Looking at U.S. bike tour riders, 52% earn $100,000 per year or more and 10% earn $200,000 or more. 24% of riders have 4 or more bikes and a 3rd of them bought a bike in the past year.

“You have to wonder with all that evidence, why do we still not promote cycling and walking and take advantage of all that economic benefit. And why are we not building streets that are more complete.”

All About Advocacy

Andy is clear about the need for the right type of advocacy. Advocates often don’t paint an aspirational vision of riding a bike. Think about the image you want to create and whether it is sending a good or bad message.

AdvocacyGoodBad“You have some very well meaning but out of touch and arrogant people who come in and turn people off.”

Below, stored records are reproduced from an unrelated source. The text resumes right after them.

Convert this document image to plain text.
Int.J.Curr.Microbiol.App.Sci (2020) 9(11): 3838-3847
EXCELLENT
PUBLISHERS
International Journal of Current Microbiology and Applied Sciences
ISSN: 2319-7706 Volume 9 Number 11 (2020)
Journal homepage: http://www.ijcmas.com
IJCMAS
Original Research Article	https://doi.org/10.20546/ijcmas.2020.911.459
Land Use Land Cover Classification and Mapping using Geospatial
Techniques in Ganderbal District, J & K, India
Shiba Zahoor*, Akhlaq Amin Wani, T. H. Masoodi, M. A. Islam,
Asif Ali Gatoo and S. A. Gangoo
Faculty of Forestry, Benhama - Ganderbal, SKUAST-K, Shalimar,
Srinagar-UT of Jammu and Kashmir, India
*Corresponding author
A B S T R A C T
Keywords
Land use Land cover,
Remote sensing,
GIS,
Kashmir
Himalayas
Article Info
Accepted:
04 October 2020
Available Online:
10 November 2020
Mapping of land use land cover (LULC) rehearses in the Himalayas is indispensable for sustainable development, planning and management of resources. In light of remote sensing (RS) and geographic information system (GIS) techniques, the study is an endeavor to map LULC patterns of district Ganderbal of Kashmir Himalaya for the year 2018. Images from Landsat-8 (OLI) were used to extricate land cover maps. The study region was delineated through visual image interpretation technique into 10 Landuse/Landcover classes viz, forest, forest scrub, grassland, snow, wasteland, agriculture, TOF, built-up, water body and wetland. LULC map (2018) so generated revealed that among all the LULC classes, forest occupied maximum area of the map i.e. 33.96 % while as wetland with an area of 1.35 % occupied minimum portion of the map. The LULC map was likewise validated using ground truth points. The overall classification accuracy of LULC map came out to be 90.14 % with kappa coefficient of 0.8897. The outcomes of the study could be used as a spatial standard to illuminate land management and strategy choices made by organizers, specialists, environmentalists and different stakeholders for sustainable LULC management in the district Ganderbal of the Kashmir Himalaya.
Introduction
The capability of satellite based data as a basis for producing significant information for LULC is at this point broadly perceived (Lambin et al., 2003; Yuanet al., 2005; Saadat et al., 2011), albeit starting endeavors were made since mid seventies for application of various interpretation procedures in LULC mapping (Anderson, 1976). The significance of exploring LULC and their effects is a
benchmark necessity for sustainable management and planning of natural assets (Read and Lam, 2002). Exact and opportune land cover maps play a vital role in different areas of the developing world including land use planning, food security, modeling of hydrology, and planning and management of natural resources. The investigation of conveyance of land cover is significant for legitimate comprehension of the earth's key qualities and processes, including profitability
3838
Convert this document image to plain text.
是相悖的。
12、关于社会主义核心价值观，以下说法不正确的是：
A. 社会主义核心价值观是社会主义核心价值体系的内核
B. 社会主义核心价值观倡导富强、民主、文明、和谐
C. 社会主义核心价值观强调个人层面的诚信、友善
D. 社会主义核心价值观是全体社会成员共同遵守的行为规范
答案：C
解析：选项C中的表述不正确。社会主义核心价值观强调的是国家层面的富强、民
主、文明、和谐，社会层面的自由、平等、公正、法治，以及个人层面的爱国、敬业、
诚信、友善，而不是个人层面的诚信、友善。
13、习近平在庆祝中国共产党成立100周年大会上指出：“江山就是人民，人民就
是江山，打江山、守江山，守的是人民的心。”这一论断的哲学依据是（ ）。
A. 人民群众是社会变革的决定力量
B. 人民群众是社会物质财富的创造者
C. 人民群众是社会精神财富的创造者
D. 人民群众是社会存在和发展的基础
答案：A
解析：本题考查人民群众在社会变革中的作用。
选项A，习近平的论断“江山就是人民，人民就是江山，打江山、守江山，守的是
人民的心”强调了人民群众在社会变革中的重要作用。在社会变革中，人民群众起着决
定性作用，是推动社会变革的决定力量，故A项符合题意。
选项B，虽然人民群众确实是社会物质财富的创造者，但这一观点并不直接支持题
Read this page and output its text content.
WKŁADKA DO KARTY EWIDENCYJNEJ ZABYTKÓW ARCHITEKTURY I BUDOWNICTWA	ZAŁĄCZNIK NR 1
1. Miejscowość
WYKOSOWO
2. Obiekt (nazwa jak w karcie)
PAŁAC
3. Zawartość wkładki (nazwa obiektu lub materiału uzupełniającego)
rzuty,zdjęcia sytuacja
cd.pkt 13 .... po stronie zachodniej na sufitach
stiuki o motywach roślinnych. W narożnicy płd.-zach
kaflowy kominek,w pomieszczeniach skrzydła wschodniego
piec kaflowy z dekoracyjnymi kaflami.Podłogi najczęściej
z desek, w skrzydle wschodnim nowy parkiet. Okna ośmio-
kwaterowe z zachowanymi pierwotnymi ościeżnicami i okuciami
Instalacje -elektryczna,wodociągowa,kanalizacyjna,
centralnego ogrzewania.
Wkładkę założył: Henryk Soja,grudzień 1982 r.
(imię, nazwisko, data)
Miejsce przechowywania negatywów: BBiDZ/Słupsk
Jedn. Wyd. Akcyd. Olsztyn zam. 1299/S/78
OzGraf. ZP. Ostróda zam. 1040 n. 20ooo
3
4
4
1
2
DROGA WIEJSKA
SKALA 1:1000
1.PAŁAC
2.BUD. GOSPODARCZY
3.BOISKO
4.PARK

When thinking of bike advocacy – messaging and how you deliver a message is important:

  • It matters what you say and how you say it. It can’t be about critical mass and kicking ass. It has to be about multimodal, progressive, transportation options.
  • Recognize what you want your community to look like. Only 1% of cyclists are strong and fearless and only 9% are enthusiastic and confident. For concerned or less confident people to ride bikes, facilities must be built accordingly.
  • There’s no part of transportation that’s a separate conversation. Don’t only talk about bikes. All types of transportation need to be considered from cars to buses to bikes and walking.
  • Know that when someone who is not already a supporter of bicycling hears how cycling is going to save the world, they simply won’t believe it.
  • It is equally important who delivers the messaging. Advocates aren’t always viewed credible.
  • Be data driven. Use and pursue performance measures.
  • Be inclusive. Mountain bikes, road bikes, cruisers, young, and old.